Given the increasing emphasis on risk management in financial organizations, a new corporate player has emerged: the risk manager.
In their technical note, "Risk Management: Lendable Amount Control in Private Banking," IESE's Gilberto González García and Eduardo Martínez Abascal present an approach to help risk managers evaluate and control the amount of money that lenders grant to borrowers, given that fluctuating investment portfolios are offered as collateral.
New, complex scenarios
In today's world, various groups of business interests, be they companies or individuals, may come together to provide each other financial support.
Take a group of investors who want to develop a start-up project in a different country. Since the start-up is not yet financially viable based on its statements, no credit would be granted.

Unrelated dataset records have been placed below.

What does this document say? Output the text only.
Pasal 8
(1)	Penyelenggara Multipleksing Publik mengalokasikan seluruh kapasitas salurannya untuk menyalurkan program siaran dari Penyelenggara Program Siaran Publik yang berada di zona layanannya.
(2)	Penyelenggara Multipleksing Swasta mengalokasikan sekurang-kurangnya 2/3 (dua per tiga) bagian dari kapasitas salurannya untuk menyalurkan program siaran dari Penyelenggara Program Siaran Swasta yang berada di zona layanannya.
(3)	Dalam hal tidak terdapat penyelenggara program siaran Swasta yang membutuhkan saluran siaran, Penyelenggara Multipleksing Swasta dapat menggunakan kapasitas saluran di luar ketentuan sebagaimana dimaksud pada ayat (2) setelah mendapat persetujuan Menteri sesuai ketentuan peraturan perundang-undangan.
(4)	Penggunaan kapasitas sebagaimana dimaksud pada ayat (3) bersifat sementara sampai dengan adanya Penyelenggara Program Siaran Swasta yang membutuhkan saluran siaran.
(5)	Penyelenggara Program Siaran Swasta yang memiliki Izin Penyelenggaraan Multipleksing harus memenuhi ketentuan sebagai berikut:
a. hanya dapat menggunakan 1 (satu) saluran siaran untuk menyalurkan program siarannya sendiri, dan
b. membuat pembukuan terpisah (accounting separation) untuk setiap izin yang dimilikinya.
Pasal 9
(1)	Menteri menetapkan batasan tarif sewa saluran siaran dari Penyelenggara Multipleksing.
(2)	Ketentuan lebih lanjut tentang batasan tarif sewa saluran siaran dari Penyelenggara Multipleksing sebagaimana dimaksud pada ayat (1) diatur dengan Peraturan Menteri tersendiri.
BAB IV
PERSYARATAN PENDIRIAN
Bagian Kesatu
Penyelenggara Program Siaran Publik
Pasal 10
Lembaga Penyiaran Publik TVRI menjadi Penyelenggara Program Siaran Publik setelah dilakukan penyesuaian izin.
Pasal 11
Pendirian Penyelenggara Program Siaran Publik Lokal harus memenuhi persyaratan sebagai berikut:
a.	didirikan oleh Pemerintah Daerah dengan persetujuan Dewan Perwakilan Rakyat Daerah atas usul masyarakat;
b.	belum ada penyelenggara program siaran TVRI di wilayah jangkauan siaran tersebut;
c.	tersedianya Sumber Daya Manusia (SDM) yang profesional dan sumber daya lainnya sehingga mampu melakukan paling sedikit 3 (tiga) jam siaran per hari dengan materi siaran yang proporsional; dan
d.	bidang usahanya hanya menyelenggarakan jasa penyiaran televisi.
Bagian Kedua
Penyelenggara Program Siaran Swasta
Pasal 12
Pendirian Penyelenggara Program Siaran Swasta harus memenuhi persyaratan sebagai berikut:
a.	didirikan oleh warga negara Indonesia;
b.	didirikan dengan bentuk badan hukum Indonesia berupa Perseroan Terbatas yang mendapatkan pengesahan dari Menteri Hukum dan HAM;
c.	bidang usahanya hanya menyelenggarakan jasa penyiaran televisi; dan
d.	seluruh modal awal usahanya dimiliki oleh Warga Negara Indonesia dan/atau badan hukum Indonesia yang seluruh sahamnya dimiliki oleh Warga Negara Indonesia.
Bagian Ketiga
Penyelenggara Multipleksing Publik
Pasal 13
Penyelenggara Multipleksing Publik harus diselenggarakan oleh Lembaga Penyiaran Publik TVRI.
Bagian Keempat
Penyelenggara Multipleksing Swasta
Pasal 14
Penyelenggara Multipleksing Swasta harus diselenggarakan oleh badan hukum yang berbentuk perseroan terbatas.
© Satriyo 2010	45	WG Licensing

In such case, a group of investors may decide to support the new venture by raising cash via loans, using part of their investment portfolio(s) as collateral.
Investment portfolios are dynamic, comprising a changing mix of different kinds of collateral — time deposits, bonds and other securities, for instance — at any point in time.
As such, having a common base is vital for a lender to be able to compare and evaluate the maximum credit risk exposure that a collateral portfolio or, as is more often the case, multiple portfolios can support at any given time.
Finding the lendable amount
For a lender, the maximum amount to lend based on collateral depends on financial factors such as liquidity, volatility, currency or the nature of the collateral itself, as well as factors related to the operational, legal, market or country risk involved. The authors approach this complex problem step by step.
The first step is to find the maximum lendable amount, or LendAm, for each individual collateral type in the investment portfolio(s) offered by the potential borrowers. An individual LendAm is generated for each collateral type.
The second step is to look at the LendAm of the collateral portfolio as a whole. This may include an added premium — or a subtracted penalty — based on the risk distribution of the portfolio as a whole.
The third step is to take currency exchange volatility into account. The LendAm may be decreased due to volatility. The lender also has to be cautious of the value that a collateral portfolio can lose through time spent trying to liquidate collateral.
This tool can enable a lender to monitor online how much money he or she can lend to a specific borrower with a certain collateral.
Besides monitoring and understanding clients' credit exposure, the tool has a commercial value. It can be used to identify, at any time, an investment portfolio's potential as collateral.
This could help ensure that a lender's clients are granted the maximum credit within the right level of risk.